9.9.07

on sexyness

ever since i came back from philly i've been wanting to write this little blurb of a blog - thinking about it after something i said to sarah. so z doesn't think d's cute, but i totally do. and hotness is important to me- my friend tammy, upon enterign a party, works her way around to speak to everyone. i beeline towards the people who look like they would be interesting. if you're ugly at a party, i won't chat at you. but it's my own standard of hot vs. not... and that's not the opposite of what culture says is hot. there's some differences, some similarities. i think since we're told skinny is good but anorexic is better, and since i don't believe that, it's automatically assumed that i am on the hunt for fat girls and i find them all sexy. and it's just not true. i just don't automatically exclude fat girls from my hotness scale- my scale is full of girls of all different shapes and sizes. certainly skinny ones too. maybe the fat girls i think are the sexiest because i tend to be in the minority. but it doesn't neccesarily make it a given. i have an online admirer who i don't really have any interest in being friends with. usually i try hard to return comments on flickr read the blogs of the people who read mine, and send care packages to anyone who leaves a comment. but i just can't be inspired to do so with her, cause, well, she's just not hot. does that make me a bad person?
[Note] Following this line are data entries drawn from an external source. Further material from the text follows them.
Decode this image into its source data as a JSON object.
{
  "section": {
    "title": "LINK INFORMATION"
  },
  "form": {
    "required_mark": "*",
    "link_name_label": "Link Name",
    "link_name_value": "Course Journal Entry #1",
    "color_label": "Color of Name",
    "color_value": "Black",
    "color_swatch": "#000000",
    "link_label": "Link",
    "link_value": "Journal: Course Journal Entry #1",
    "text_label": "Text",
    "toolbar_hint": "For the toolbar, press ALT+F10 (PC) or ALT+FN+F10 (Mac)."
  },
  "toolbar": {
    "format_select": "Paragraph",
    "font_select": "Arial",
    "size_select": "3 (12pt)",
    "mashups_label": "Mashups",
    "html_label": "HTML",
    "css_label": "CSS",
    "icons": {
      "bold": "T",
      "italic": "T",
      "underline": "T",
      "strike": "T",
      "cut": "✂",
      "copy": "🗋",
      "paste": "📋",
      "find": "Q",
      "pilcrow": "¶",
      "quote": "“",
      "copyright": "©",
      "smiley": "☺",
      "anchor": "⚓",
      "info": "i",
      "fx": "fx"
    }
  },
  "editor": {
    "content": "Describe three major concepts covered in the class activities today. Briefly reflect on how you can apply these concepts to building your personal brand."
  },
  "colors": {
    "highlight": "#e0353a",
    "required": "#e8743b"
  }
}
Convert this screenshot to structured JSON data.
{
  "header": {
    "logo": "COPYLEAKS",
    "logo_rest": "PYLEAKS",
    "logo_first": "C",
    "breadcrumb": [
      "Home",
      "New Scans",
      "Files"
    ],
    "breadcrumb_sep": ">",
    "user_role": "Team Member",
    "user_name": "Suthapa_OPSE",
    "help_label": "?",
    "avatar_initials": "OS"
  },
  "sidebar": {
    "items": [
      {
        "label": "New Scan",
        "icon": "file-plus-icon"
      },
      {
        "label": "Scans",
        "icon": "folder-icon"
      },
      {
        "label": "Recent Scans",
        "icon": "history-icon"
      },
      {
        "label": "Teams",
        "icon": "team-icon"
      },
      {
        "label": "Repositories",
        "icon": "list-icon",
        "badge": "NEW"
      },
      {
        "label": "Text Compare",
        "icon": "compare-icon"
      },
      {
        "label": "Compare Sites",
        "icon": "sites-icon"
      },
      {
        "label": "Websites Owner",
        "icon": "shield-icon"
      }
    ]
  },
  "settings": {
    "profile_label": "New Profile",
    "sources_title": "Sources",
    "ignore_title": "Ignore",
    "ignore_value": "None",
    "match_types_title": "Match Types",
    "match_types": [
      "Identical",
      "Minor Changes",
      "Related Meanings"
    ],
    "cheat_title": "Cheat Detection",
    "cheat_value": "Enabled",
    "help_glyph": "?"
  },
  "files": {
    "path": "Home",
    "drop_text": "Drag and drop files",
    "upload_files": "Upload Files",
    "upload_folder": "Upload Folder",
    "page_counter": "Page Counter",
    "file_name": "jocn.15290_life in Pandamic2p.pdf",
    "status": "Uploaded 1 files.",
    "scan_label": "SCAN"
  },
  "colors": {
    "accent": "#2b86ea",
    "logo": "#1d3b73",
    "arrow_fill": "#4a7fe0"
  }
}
a little addendum to this post that came up a little later this week, is this phenomenon i can think of in at least three couples i know- there's half of the couple, and they are usually the one i'm better friends with, and they and i really click. they're smart or funny or clever or hippie or whatever in ways i can totally identify with and hang out with. and then they're dating these really hot people. but i know the hot people (because i'm friends with their partners) and i'm not jelous of their partners, because each hot one has a personality quirk or two that while charming (or annoying) in a friend is not anything i could handle as well as the partner they've got does. and while i love the smart or funny or clever or hippie or whatever one, i'm usually not attracted to them- beyond the mere friend stage, obviously, because i only make friends with people who are good looking. sorry. so, if you're reading this and you've got a boyfriend/girlfriend/lover/partner whom i know, you can play the "which one am i?" game. and if this insults or offends you, well, know that i love all of these friends, and it's just an odd frequent phenomenon but doesn't translate to all of the couples i know everyhere, so you're probably not who i'm thinking of when i wrote it, in fact, you're probably someone who i've secretly lusted over for years and will never get the guts up to do anything about, because you're just beyond what i could ever attain.